Former Foreign Minister Prof. G.L. Peiris has called for the entire National People’s Power (NPP) Cabinet of Ministers to take responsibility for the unfolding coal procurement scandal, declaring it “three times bigger than the Treasury bond scams perpetrated during the Yahapalana time.”
Speaking from the Flower Road office of UNP leader Ranil Wickremesinghe, Prof. Peiris said the resignation of Energy Minister Kumara Jayakody — the first ministerial resignation under the NPP government — has now exposed the broader Cabinet to legal and political consequences.

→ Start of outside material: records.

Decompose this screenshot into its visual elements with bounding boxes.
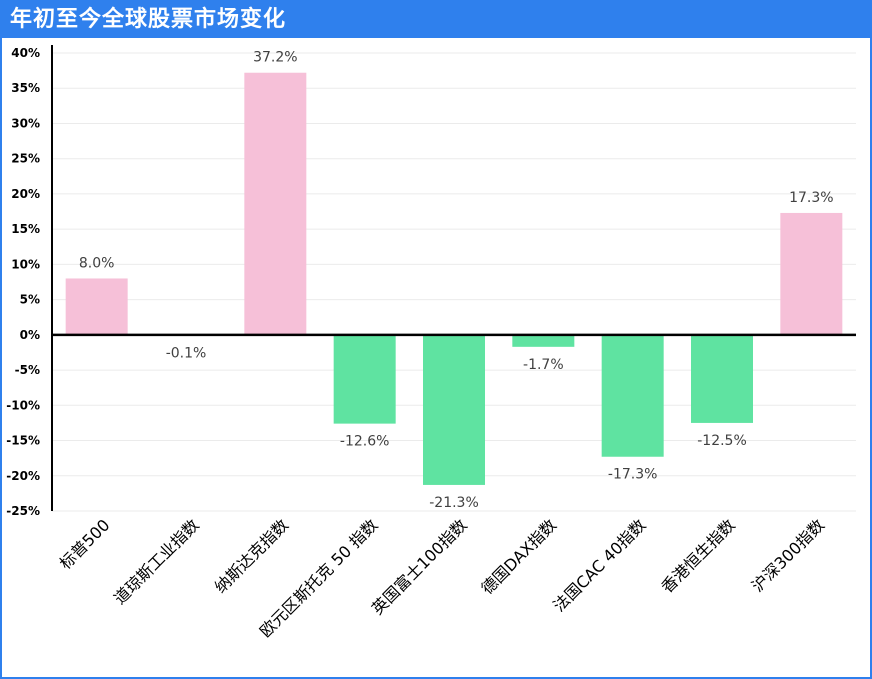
data-label: -17.3%	[608, 467, 658, 483]
bar	[780, 212, 843, 335]
x-axis-tick-labels: 标普500道琼斯工业指数 纳斯达克指数欧元区斯托克 50 指数英国富士100指数德…	[56, 515, 828, 641]
y-tick-label: 40%	[11, 46, 40, 60]
bars	[65, 72, 843, 485]
bar	[244, 72, 307, 335]
y-tick-label: -5%	[15, 363, 40, 377]
x-tick-label: 标普500	[56, 515, 114, 573]
data-label: -21.3%	[429, 495, 479, 511]
data-label: -1.7%	[523, 357, 564, 373]
y-tick-label: 15%	[11, 222, 40, 236]
x-tick-label: 英国富士100指数	[368, 515, 471, 618]
bar	[423, 334, 485, 485]
x-tick-label: 法国CAC 40指数	[549, 515, 649, 615]
bar	[333, 334, 396, 424]
data-label: -12.5%	[697, 433, 747, 449]
data-label: 37.2%	[253, 50, 297, 66]
y-tick-label: 0%	[20, 328, 40, 342]
axes	[51, 45, 856, 511]
x-tick-label: 德国DAX指数	[477, 515, 560, 598]
x-tick-label: 纳斯达克指数	[211, 515, 292, 596]
bar	[691, 334, 753, 423]
data-label: -0.1%	[166, 346, 207, 362]
bar	[65, 278, 128, 335]
y-tick-label: 5%	[20, 293, 40, 307]
x-tick-label: 香港恒生指数	[658, 515, 739, 596]
y-tick-label: -20%	[6, 469, 40, 483]
y-tick-label: 35%	[11, 81, 40, 95]
y-axis-tick-labels: 40% 35% 30% 25% 20% 15% 10% 5% 0% -5% -10% -15% -20%…	[6, 46, 40, 518]
data-label: 8.0%	[79, 255, 115, 271]
y-tick-label: -10%	[6, 398, 40, 412]
data-label: 17.3%	[789, 190, 833, 206]
y-tick-label: 10%	[11, 257, 40, 271]
y-tick-label: 30%	[11, 116, 40, 130]
y-tick-label: 20%	[11, 187, 40, 201]
y-tick-label: -15%	[6, 434, 40, 448]
y-tick-label: -25%	[6, 504, 40, 518]
y-tick-label: 25%	[11, 152, 40, 166]
chart-title: 年初至今全球股票市场变化	[10, 7, 287, 32]
x-tick-label: 沪深300指数	[748, 515, 828, 595]
data-label: -12.6%	[340, 434, 390, 450]
title-bar: 年初至今全球股票市场变化	[2, 2, 870, 38]
bar	[512, 334, 575, 347]
bar	[601, 334, 664, 457]
x-tick-label: 道琼斯工业指数	[110, 515, 203, 608]
data-labels: 8.0% -0.1% 37.2% -12.6% -21.3% -1.7% -17.3% -12…	[79, 50, 834, 511]
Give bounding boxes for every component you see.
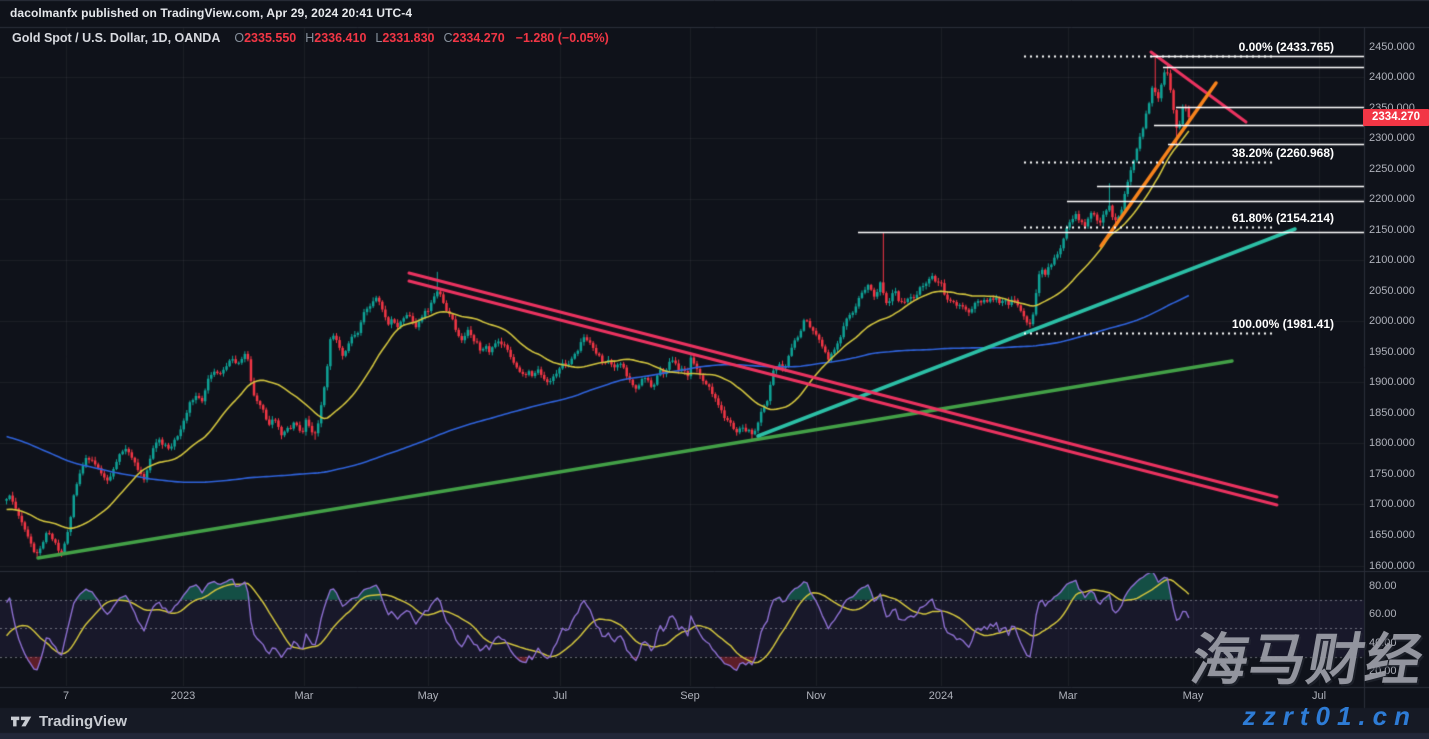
rsi-axis-tick: 80.00 — [1369, 579, 1397, 592]
time-axis-label: Nov — [806, 690, 826, 702]
price-axis-tick: 2100.000 — [1369, 254, 1415, 267]
watermark-cjk: 海马财经 — [1186, 628, 1429, 693]
time-axis-label: 2024 — [928, 690, 954, 702]
price-axis-tick: 1800.000 — [1369, 437, 1415, 450]
time-axis-label: Sep — [680, 690, 700, 702]
price-axis-tick: 2000.000 — [1369, 315, 1415, 328]
publish-text: dacolmanfx published on TradingView.com,… — [10, 6, 413, 20]
ohlc-low: L2331.830 — [375, 31, 435, 45]
symbol-title[interactable]: Gold Spot / U.S. Dollar, 1D, OANDA — [12, 31, 221, 45]
chart-legend[interactable]: Gold Spot / U.S. Dollar, 1D, OANDA O2335… — [12, 31, 609, 45]
price-axis-tick: 1850.000 — [1369, 406, 1415, 419]
footer-brand[interactable]: TradingView — [11, 713, 127, 730]
price-axis-tick: 2050.000 — [1369, 284, 1415, 297]
price-axis-tick: 2300.000 — [1369, 132, 1415, 145]
ohlc-close: C2334.270 — [443, 31, 505, 45]
rsi-axis-tick: 40.00 — [1369, 636, 1397, 649]
fib-level-label: 38.20% (2260.968) — [1231, 145, 1334, 160]
tradingview-brand-text[interactable]: TradingView — [39, 713, 128, 730]
fib-level-label: 0.00% (2433.765) — [1238, 40, 1334, 55]
rsi-axis-tick: 20.00 — [1369, 665, 1397, 677]
price-axis-tick: 1750.000 — [1369, 467, 1415, 480]
ohlc-high: H2336.410 — [305, 31, 367, 45]
publish-info-bar: dacolmanfx published on TradingView.com,… — [10, 6, 412, 20]
last-price-tag: 2334.270 — [1363, 108, 1429, 126]
price-axis-tick: 2400.000 — [1369, 71, 1415, 84]
time-axis-label: May — [417, 690, 439, 702]
price-axis-tick: 1650.000 — [1369, 528, 1415, 541]
time-axis-label: Mar — [294, 690, 314, 702]
watermark-url: zzrt01.cn — [1242, 701, 1417, 731]
tradingview-logo-icon — [11, 714, 32, 729]
time-axis-label: 7 — [62, 690, 70, 702]
time-axis-label: 2023 — [170, 690, 196, 702]
time-axis-label: May — [1182, 690, 1204, 702]
change-value: −1.280 (−0.05%) — [515, 31, 609, 45]
price-axis-tick: 2200.000 — [1369, 193, 1415, 206]
time-axis-label: Jul — [552, 690, 568, 702]
price-axis-tick: 1600.000 — [1369, 559, 1415, 572]
price-axis-tick: 1700.000 — [1369, 498, 1415, 511]
time-axis-label: Mar — [1058, 690, 1078, 702]
time-axis-label: Jul — [1311, 690, 1327, 702]
price-axis-tick: 2150.000 — [1369, 223, 1415, 236]
ohlc-open: O2335.550 — [234, 31, 297, 45]
fib-level-label: 61.80% (2154.214) — [1231, 211, 1334, 226]
price-axis-tick: 1950.000 — [1369, 345, 1415, 358]
price-axis-tick: 2250.000 — [1369, 162, 1415, 175]
fib-level-label: 100.00% (1981.41) — [1231, 316, 1334, 331]
price-axis-tick: 2450.000 — [1369, 40, 1415, 53]
price-axis-tick: 1900.000 — [1369, 376, 1415, 389]
rsi-axis-tick: 60.00 — [1369, 608, 1397, 620]
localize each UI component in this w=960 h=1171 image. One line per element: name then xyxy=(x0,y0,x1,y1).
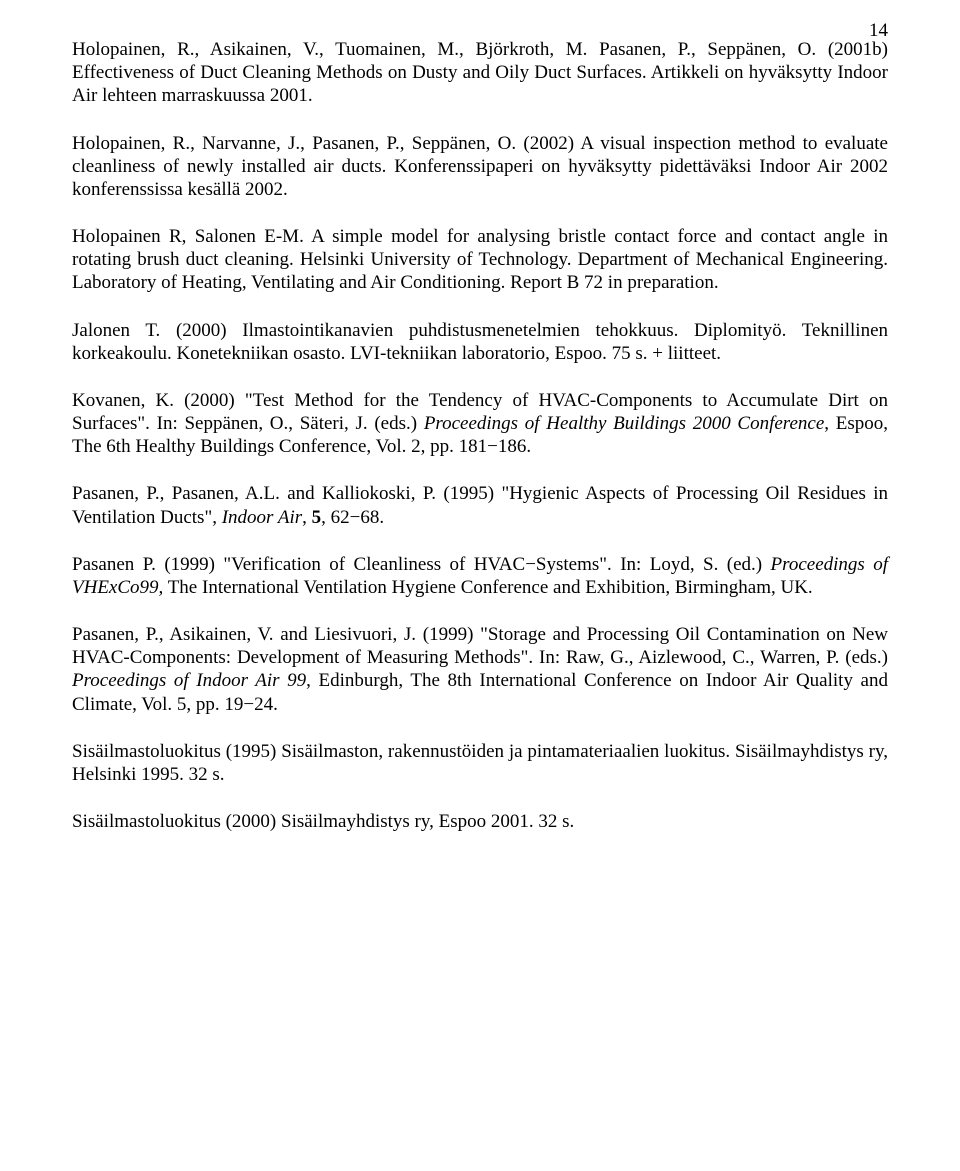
reference-paragraph: Pasanen P. (1999) "Verification of Clean… xyxy=(72,553,888,599)
text-segment: 5 xyxy=(312,507,322,528)
reference-paragraph: Sisäilmastoluokitus (2000) Sisäilmayhdis… xyxy=(72,810,888,833)
reference-paragraph: Holopainen, R., Narvanne, J., Pasanen, P… xyxy=(72,132,888,202)
text-segment: Proceedings of Indoor Air 99 xyxy=(72,670,306,691)
reference-paragraph: Sisäilmastoluokitus (1995) Sisäilmaston,… xyxy=(72,740,888,786)
document-page: 14 Holopainen, R., Asikainen, V., Tuomai… xyxy=(0,0,960,1171)
reference-paragraph: Jalonen T. (2000) Ilmastointikanavien pu… xyxy=(72,319,888,365)
reference-paragraph: Pasanen, P., Pasanen, A.L. and Kalliokos… xyxy=(72,482,888,528)
text-segment: Jalonen T. (2000) Ilmastointikanavien pu… xyxy=(72,320,888,364)
page-number: 14 xyxy=(869,20,888,42)
text-segment: Sisäilmastoluokitus (2000) Sisäilmayhdis… xyxy=(72,811,574,832)
text-segment: Sisäilmastoluokitus (1995) Sisäilmaston,… xyxy=(72,741,888,785)
text-segment: Pasanen P. (1999) "Verification of Clean… xyxy=(72,554,771,575)
text-segment: Holopainen, R., Narvanne, J., Pasanen, P… xyxy=(72,133,888,200)
text-segment: Pasanen, P., Pasanen, A.L. and Kalliokos… xyxy=(72,483,888,527)
text-segment: Indoor Air xyxy=(222,507,302,528)
text-segment: Proceedings of Healthy Buildings 2000 Co… xyxy=(424,413,824,434)
text-segment: , xyxy=(302,507,312,528)
reference-paragraph: Pasanen, P., Asikainen, V. and Liesivuor… xyxy=(72,623,888,716)
text-segment: Pasanen, P., Asikainen, V. and Liesivuor… xyxy=(72,624,888,668)
text-segment: , 62−68. xyxy=(321,507,384,528)
text-segment: The International Ventilation Hygiene Co… xyxy=(163,577,812,598)
text-segment: Holopainen, R., Asikainen, V., Tuomainen… xyxy=(72,39,888,106)
reference-paragraph: Kovanen, K. (2000) "Test Method for the … xyxy=(72,389,888,459)
text-segment: Holopainen R, Salonen E-M. A simple mode… xyxy=(72,226,888,293)
reference-paragraph: Holopainen, R., Asikainen, V., Tuomainen… xyxy=(72,38,888,108)
references-list: Holopainen, R., Asikainen, V., Tuomainen… xyxy=(72,38,888,833)
reference-paragraph: Holopainen R, Salonen E-M. A simple mode… xyxy=(72,225,888,295)
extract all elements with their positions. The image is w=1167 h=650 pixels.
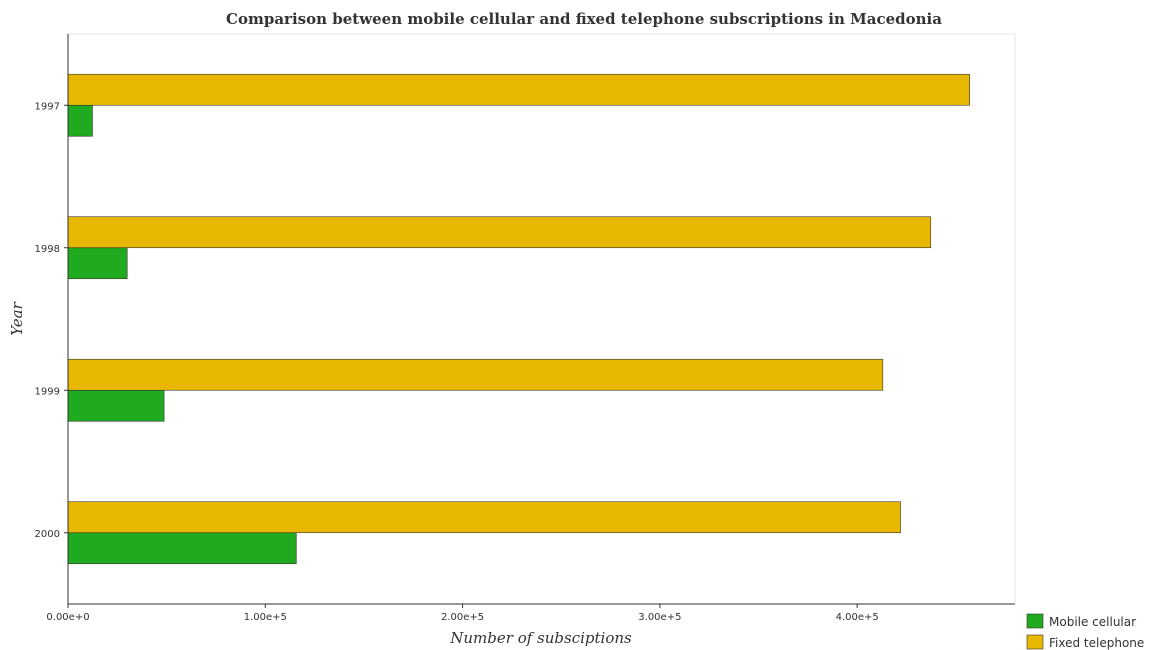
x-axis-title: Number of subsciptions [449,629,632,647]
bar-mobile-cellular-1998 [67,247,128,280]
bars-group [67,73,970,565]
legend-swatch-mobile-cellular [1026,613,1044,629]
bar-mobile-cellular-1997 [67,104,93,137]
bar-fixed-telephone-1998 [67,216,932,249]
chart-title: Comparison between mobile cellular and f… [226,10,942,28]
y-tick-label-1998: 1998 [35,244,60,255]
y-axis-title: Year [8,301,26,335]
bar-fixed-telephone-1999 [67,358,884,391]
legend-label-mobile-cellular: Mobile cellular [1049,615,1136,629]
bar-fixed-telephone-2000 [67,501,901,534]
y-tick-label-1997: 1997 [35,101,60,112]
legend: Mobile cellular Fixed telephone [1026,613,1144,650]
bar-mobile-cellular-2000 [67,532,297,565]
legend-swatch-fixed-telephone [1026,634,1044,650]
x-tick-label: 3.00e+5 [638,612,681,623]
legend-label-fixed-telephone: Fixed telephone [1049,636,1144,650]
x-tick-label: 1.00e+5 [244,612,287,623]
bar-fixed-telephone-1997 [67,73,970,106]
x-tick-label: 4.00e+5 [836,612,879,623]
y-tick-label-2000: 2000 [35,529,60,540]
y-tick-label-1999: 1999 [35,386,60,397]
bar-mobile-cellular-1999 [67,389,165,422]
x-tick-label: 0.00e+0 [46,612,89,623]
x-axis: 0.00e+0 1.00e+5 2.00e+5 3.00e+5 4.00e+5 [46,603,1015,623]
x-tick-label: 2.00e+5 [441,612,484,623]
y-axis: 1997 1998 1999 2000 [35,34,69,604]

Jayakody stepped down after the National Audit Office (NAO) submitted its report on the disputed coal contract to Parliament. The NAO findings concluded that Trident Champhar, the Indian company awarded the major coal supply contract, did not have the required statutory registration in place at the time the agreement was signed.
“There was absolutely no ambiguity regarding the allegations directed at the Energy Ministry,” Prof. Peiris said. He warned that a future government would move courts against the entire NPP Cabinet, arguing that collective responsibility cannot be confined to a single resigning minister.
Jayakody had previously been indicted at Colombo High Court over alleged corruption from his earlier tenure during the Yahapalana administration, a fact the Opposition has now folded into its critique of the NPP’s vetting process.
The “three times bigger than the bond fraud” framing is politically significant: the Yahapalana-era Central Bank bond scandal became the defining accountability crisis of that government and shaped subsequent election narratives. Prof. Peiris’s comparison signals that the SJB-UNP-SLPP opposition bloc intends to position the coal procurement issue as the central corruption story of the NPP’s term ahead of the next electoral cycle.
The remarks build on the Opposition’s earlier demand that ministerial resignation alone cannot close the Rs. 8.5 billion coal-procurement question.